39-latek usłyszał cztery zarzuty – m.in. umyślnego spowodowania katastrofy w ruchu lądowym.
- Michał Z. będąc w stanie nietrzeźwości, bo mając ponad trzy promile alkoholu w wydychanym powietrzu, przekroczył znacznie dozwoloną prędkość, jechał ponad 100 km/h. 39-latek nie podjął nawet manewru hamowania. Po wypadku nie zatrzymał się i zbiegł z miejsca zdarzenia – mówi Beata Zielińska-Janaszek, szefowa Prokuratury Rejonowej Kielce-Wschód.

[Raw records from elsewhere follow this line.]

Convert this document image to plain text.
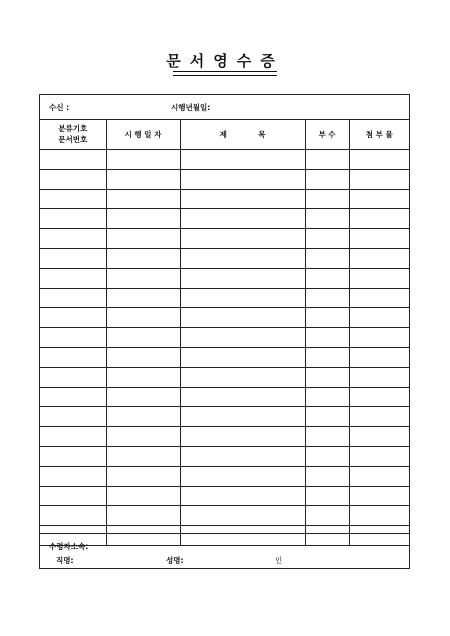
문서영수증
수신 :	시행년월일:
분류기호
문서번호	시 행 일 자	제            목	부 수	첨 부 물

수령자소속:
직명:	성명:	인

Michał Z. usłyszał też zarzuty za jazdę pod wpływem alkoholu w warunkach recydywy, przywłaszczenie cudzego pojazdu oraz o występek chuligański. - Do pierwszych trzech przestępstw podejrzany się przyznał. Nie przyznał się natomiast do znieważenia i naruszenia nietykalności cielesnej ustalonej osoby – podkreśla Beata Zielińska-Janaszek.
Michał Z. był wielokrotnie karany za przestępstwa przeciwko mieniu, życiu i zdrowiu innych osób oraz dwukrotnie za jazdę pod wpływem alkoholu. Grozi mu 25 lat więzienia.